Gab es auch Überraschungen in den Daten?

Ein Laborgebäude auf eisigem Untergrund

IceCube

Wir hatten eigentlich erwartet, ein stärkeres Signal zu sehen. Aber die Milchstraße scheint bezüglich der Emission von Neutrinos eine relativ ruhige Galaxie zu sein. Das hat unsere Analyse noch schwieriger gemacht. Dass wir überhaupt etwas in den Daten gefunden haben, verdanken wir dem Einsatz neuester Analysetechniken. Dazu gehören insbesondere Methoden des Maschinellen Lernens – also komplexe Computeralgorithmen, mit denen wir schwierig zu entdeckende Muster in den Daten finden konnten und die auch die genauere Bestimmung von Richtung und Energie ermöglicht haben.

Kennen Sie auch die Quellen der neu entdeckten Neutrinos aus der Milchstraße?

Wir können noch keine einzelnen Objekte in der Milchstraße angeben, wie bestimmte Pulsare oder Überreste von Supernovae, die theoretisch als Quellen für hochenergetische Strahlung infrage kommen. Aber wir arbeiten eng mit Kolleginnen und Kollegen aus der Röntgen- und Gamma-Astronomie zusammen. Denn sie können uns Hinweise geben, wo in der Milchstraße besonders hochenergetische Prozesse stattfinden, bei denen theoretisch auch Neutrinos entstehen können.

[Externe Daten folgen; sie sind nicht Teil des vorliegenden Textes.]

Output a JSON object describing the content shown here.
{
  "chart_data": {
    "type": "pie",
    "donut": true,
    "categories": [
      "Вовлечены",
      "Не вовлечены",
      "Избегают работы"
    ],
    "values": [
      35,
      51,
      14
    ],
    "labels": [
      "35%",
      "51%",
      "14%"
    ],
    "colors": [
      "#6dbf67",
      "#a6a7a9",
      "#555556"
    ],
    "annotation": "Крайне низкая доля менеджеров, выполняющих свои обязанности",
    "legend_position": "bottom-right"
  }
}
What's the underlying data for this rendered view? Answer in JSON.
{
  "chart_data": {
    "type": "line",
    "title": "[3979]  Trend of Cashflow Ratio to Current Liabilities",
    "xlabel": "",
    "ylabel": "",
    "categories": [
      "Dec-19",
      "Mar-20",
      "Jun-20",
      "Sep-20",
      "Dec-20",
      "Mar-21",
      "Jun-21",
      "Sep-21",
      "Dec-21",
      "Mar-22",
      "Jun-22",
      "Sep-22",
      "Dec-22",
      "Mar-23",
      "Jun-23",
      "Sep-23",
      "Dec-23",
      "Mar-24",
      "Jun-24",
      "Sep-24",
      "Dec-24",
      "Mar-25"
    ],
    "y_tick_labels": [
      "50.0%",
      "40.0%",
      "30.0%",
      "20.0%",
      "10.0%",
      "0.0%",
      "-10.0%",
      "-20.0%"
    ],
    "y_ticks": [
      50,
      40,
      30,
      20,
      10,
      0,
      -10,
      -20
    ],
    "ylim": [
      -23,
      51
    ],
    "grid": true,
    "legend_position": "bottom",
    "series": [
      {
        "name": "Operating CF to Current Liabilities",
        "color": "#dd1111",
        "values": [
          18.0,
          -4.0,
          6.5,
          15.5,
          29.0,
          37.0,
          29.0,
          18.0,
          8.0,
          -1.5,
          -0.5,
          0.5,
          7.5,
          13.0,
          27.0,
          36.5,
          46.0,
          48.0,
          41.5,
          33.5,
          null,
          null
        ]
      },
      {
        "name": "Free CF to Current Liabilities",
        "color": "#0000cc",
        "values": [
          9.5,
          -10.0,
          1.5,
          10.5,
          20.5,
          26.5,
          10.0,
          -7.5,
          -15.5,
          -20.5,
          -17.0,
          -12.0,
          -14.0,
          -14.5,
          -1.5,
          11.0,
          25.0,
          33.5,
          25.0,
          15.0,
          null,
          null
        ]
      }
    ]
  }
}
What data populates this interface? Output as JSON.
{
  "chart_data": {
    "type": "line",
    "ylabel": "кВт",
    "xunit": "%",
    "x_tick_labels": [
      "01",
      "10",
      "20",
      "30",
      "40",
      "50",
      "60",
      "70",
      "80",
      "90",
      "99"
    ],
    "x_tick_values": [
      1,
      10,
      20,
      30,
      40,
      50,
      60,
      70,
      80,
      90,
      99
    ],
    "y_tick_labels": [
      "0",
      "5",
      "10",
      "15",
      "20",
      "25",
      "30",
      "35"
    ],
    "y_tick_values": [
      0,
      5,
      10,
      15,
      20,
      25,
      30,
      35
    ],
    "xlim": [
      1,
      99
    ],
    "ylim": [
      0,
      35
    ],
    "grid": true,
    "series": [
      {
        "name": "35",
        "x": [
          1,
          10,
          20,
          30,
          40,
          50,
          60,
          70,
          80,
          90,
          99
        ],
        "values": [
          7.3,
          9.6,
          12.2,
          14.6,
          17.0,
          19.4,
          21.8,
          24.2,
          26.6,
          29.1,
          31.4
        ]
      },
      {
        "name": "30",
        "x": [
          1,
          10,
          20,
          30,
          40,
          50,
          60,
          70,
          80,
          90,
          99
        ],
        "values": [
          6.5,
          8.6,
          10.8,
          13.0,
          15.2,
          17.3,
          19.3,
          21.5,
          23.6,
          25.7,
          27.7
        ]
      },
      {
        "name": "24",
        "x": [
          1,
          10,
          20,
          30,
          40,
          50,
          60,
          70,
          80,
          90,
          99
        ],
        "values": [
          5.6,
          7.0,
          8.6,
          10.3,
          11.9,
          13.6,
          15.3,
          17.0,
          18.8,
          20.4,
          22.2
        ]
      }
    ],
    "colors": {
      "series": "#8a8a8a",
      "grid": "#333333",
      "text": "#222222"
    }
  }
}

Bei welchen Prozessen könnten die Neutrinos denn entstehen?

Solche hochenergetischen Neutrinos entstehen nicht einfach bei kernphysikalischen Prozessen, wie sie etwa in der Sonne stattfinden. Um hochenergetische Neutrinos zu erzeugen, die tausend- und millionenfach höhere Energien haben als typische Prozesse in Atomkernen, müssen zunächst Teilchen bei heftigen astrophysikalischen Ereignissen beschleunigt werden – wie etwa in den riesigen, auseinanderströmenden Gaswolken nach einer Supernova. Laut den theoretischen Berechnungen entwickeln sich dort insbesondere Schockfronten, die als Produktionsorte von hochenergetischen Neutrinos infrage kommen.

Was passiert dort genau?

In den starken elektromagnetischen Feldern, die sich im expandierenden Plasma von Überresten einer Supernova befinden, können geladene Teilchen auf sehr hohe Energien beschleunigt werden. Da Neutrinos nicht elektrisch geladen sind, entstehen sie quasi auf Umwegen: Zunächst werden Protonen oder schwere Atomkerne im Plasma stark beschleunigt. Und wenn diese dann auf Atomkerne der interstellaren Materie treffen, werden unter anderem sehr energiereiche Neutrinos freigesetzt.

Leuchtende Spiralgalaxie mit einem vergrößerten Ausschnitt, der blaue Leuchtpunkte zeigt.

Neutrinos aus der Milchstraße

Wie könnte die Suche nach Neutrinos zukünftig weitergehen?

Wir sind sehr gespannt, wie sich die Computeralgorithmen weiterentwickeln werden. Denn zusammen mit der Installation neuer Detektorkomponenten bei IceCube in den nächsten Jahren könnte die Untersuchung von Neutrinos aus der Milchstraße dann ein spannendes – und eigentlich ungeplantes – Aufgabengebiet von IceCube werden.